PM do Rio de Janeiro adota uso de câmeras corporais

Letalidade policial caiu 45% em São Paulo com uso de câmeras corporais pela PM. Foto: Reprodução/ Governo do Estado de São Paulo.
Letalidade policial caiu 45% em São Paulo com uso de câmeras corporais pela PM. Foto: Reprodução/ Governo do Estado de São Paulo.
  • Nove unidades cariocas irão receber os equipamentos

  • Implantação faz parte de projeto para redução da letalidade de ações da PM

  • Serão adquiridas mais de 23 mil câmeras

Os policiais militares do Rio de Janeiro vão usar câmeras acopladas ao uniforme a partir desta segunda-feira (30). Segundo o governo estadual, por ora, agentes de nove unidades receberão o equipamento, são elas: Botafogo, Méier, São Cristóvão, Tijuca, Olaria, Ilha do Governador, Copacabana, Leblon e Laranjeiras.

A implantação vem seis dias depois do massacre na Vila Cruzeiro, onde 23 pessoas morreram durante uma operação policial.

A licitação para compra das câmeras terminou em novembro de 2021. Segundo o contrato, serão adquiridas 23 mil câmeras, ao custo de R$ 296 cada - totalizando mais de R$ 6 milhões. O equipamento, de acordo com a previsão, deverá ser usado por 1.637 PMs que trabalham com policiamento ostensivo. A entrega das primeiras unidades deveria ter ocorrido no último dia 16, mas sofreu atrasos por conta do fabricante.

As câmeras ficam em um totem dentro dos batalhões. Elas começam a gravar quando são retiradas pelo policial. Além de filmarem por 12 horas seguidas, possibilitam a comunicação com funcionários do centro de monitoramento.

O monitoramento é feito pelo Centro Integrado de Comando e Controle (CICC), localizado no centro da capital fluminense, para onde as gravações são enviadas em tempo real.
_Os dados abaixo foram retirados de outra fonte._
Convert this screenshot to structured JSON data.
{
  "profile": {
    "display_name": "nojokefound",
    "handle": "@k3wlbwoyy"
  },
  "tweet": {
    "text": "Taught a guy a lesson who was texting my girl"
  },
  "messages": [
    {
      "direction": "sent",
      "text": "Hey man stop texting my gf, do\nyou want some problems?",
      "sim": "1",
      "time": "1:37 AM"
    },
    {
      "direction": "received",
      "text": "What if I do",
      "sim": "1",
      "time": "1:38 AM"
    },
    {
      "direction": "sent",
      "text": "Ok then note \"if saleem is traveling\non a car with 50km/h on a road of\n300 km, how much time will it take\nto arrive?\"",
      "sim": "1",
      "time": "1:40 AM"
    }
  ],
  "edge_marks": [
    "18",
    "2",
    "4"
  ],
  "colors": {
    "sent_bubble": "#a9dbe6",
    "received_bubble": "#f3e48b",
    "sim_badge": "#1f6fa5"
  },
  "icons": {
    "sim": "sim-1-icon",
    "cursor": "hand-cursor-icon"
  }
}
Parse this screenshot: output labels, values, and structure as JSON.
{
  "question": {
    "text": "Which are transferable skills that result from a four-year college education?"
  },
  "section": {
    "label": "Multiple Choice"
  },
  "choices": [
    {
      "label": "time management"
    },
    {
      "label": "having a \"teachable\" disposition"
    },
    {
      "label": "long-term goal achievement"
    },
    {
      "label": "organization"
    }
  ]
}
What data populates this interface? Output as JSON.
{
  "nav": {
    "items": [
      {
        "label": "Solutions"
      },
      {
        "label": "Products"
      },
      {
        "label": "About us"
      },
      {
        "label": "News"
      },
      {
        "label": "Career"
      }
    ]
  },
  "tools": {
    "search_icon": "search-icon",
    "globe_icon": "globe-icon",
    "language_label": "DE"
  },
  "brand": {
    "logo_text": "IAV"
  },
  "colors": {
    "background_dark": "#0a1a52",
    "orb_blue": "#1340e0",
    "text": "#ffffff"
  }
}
Depois, ficam armazenadas na nuvem por 60 dias e passam por um processo de autenticação para evitar qualquer tipo de alteração.

A câmera possui um botão que pode ser pressionado pelo policial em casos mais sensíveis e complexos. O acionamento do botão melhora a qualidade da gravação e faz com que a imagem fique guardada no sistema por até um ano. Em São Paulo, onde as câmeras corporais já foram implantadas, esse recurso é ativado automaticamente em caso de disparo de arma.

Os novos equipamentos fazem parte de um plano para redução da letalidade policial que o governo do estado do RJ apresentou em março, após determinação do Supremo Tribunal Federal (STF), no âmbito da ADPF (arguição de descumprimento de preceito fundamental) das Favelas.

Outros estados

O uso de câmeras de filmagens nas fardas policiais resultou em uma queda de até 61,2% no uso de força pelos agentes de segurança, incluindo uso de força física, armas letais e não letais, algemas e realização de prisões em ocorrências com a presença de civis. É o que revelou o estudo feito com um grupo de 450 policiais, sendo 150 com câmeras no uniforme e 300 sem o aparelho, durante dois meses em Santa Catarina.

No Brasil, apenas São Paulo e Santa Catarina adotam o uso de câmeras nos uniformes da polícias militar, em ambos os estados, no entanto, apenas uma parte dos policiais têm acesso ao equipamento de gravação. São Paulo passou a adotar as câmeras em agosto de 2020; em Santa Catarina, começou em julho de 2019.

Na comparação entre os dois grupos de policiais catarinenses pesquisados no estudo, também foi notado que houve queda de 28,5% na apresentação de acusações de desacato, desobediência ou resistência de cidadãos, que sabiam que estavam sendo filmados.

Outro ponto significativo do estudo é que, com as câmeras, houve alta de 67,5% nos registros de casos de violência doméstica, o que indica que as câmeras dão maior segurança para que as vítimas registrem o crime.